How to Help Orphaned or Injured Wildlife

In recent days, the U.S. Fish and Wildlife Service has been the topic of significant national media attention concerning a youngster and her mom who picked up a baby woodpecker they felt was threatened by the family cat and took it home. The Service appreciates the family's efforts to do the right thing for the woodpecker and commends them for releasing the bird once contacted by law enforcement. The citation should never have been issued, and the Service has apologized to the family for the error.

You may be wondering what the best way to handle a situation like this if it ever happens to you.  The following is a brief rundown of what you should keep in mind if you come across this situation.  

baby robin

The first thing to do is to determine if the bird really needs help. In most cases, a baby bird may be a fledged bird (one that has just left the nest and is learning to fly) and its parent may be close by watching.  Fledglings are typically adorable, fluffy, and have a short tail. There is usually no need to ‘rescue’ a fledgling bird. It is merely learning from his parents how to survive and doesn’t really need human help. If you are concerned, you can watch the bird for a while to determine if the bird is truly orphaned or in danger. 

If there is danger nearby (like a free roaming cat), you can remove the cat from the area and see if you can put the cat indoors.  If you have determined that the bird is really orphaned (you can see that parents are dead) or if the bird is visibly injured, you should call a wildlife rehabilitator. Rehabilitators have the knowledge, training and required permits that enable them to legally and properly care for a bird.

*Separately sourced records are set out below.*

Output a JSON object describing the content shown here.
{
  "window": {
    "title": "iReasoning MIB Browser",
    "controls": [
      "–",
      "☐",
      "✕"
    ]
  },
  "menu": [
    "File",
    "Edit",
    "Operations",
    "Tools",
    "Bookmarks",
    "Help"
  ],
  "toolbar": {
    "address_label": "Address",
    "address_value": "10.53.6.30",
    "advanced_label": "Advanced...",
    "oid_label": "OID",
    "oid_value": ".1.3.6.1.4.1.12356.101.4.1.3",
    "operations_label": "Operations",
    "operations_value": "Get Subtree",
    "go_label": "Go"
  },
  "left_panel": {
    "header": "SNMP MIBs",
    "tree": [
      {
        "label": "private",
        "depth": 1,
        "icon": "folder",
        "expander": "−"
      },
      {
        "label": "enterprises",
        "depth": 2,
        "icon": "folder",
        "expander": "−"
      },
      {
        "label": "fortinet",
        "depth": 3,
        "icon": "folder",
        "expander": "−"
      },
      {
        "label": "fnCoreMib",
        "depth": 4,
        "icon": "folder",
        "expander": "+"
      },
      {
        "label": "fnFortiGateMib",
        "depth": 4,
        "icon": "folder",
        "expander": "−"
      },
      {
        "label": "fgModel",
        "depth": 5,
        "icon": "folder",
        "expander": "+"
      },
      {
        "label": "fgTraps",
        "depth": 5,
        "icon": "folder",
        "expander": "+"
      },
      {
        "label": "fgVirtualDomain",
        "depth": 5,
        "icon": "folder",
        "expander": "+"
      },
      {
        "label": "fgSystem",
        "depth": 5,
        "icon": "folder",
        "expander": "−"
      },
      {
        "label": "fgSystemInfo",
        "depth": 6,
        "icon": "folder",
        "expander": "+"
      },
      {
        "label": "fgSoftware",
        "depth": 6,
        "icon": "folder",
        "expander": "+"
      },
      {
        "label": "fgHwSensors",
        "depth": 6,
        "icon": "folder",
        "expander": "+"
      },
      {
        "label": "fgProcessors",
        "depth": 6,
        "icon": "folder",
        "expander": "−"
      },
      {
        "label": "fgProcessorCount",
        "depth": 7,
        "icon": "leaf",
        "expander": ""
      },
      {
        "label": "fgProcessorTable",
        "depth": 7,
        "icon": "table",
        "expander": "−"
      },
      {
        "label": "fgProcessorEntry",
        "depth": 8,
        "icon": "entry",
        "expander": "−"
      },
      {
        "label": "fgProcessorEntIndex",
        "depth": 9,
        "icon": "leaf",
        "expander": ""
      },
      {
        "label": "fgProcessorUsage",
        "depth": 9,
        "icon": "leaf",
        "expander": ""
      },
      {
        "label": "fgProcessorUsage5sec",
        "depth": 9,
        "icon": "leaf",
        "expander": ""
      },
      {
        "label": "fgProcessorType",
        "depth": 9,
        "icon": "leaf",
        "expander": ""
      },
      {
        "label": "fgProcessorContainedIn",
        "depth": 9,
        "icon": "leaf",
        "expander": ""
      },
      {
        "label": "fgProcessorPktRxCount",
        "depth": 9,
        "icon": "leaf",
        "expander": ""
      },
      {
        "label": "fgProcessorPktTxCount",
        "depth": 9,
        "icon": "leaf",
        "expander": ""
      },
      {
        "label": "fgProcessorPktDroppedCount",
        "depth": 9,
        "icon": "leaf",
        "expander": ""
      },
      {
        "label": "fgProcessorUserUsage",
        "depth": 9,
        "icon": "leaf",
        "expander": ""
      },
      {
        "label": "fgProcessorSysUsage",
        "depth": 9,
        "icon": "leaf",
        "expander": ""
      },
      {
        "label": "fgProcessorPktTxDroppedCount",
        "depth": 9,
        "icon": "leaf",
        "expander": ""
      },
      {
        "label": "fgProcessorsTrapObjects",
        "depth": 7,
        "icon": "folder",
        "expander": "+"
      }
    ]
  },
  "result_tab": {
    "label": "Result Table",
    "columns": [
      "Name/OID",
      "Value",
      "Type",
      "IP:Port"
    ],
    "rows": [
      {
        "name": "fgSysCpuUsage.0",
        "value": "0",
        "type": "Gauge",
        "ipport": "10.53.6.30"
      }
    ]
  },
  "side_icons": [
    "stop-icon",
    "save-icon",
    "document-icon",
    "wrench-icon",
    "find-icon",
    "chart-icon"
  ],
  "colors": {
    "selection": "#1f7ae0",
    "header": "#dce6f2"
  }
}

There are Federal laws that protect birds (most specifically the Migratory Bird Treaty Act) and in most cases it is not legal for an individual to possess a wild bird.

You can find a rehabilitator at http://wildliferehabinfo.org/ContactList_MnPg.htm.  A rehabilitator will be able to instruct you about what to do to care for the bird until it can be placed in their care.   You can also contact your state fish and wildlife agency or local U.S. Fish and Wildlife Service office to provide assistance.  For a list of Fish and Wildlife Service offices, visit www.fws.gov.  

While the above senario is spefic to birds, it can be applicable to any type of wildlife.  

Coincidentally, I have spent a lot of time today reading about feral children, some allegedly raised by, or aided by, wild animals:baboons, vervet monkeys, wolves,even gazelles. In some cases neglected and abused children were given food and "family," as well as survival skills, by domestic animals like dogs and birds. There are also many confirmed cases of animals caring for orphaned or injured animals of other species. Compassion can be found in the most surprising places. Remember to remember you Wildlife Rehabilitators...seek them out so you will know who to call in an emergency. They are the greatest people!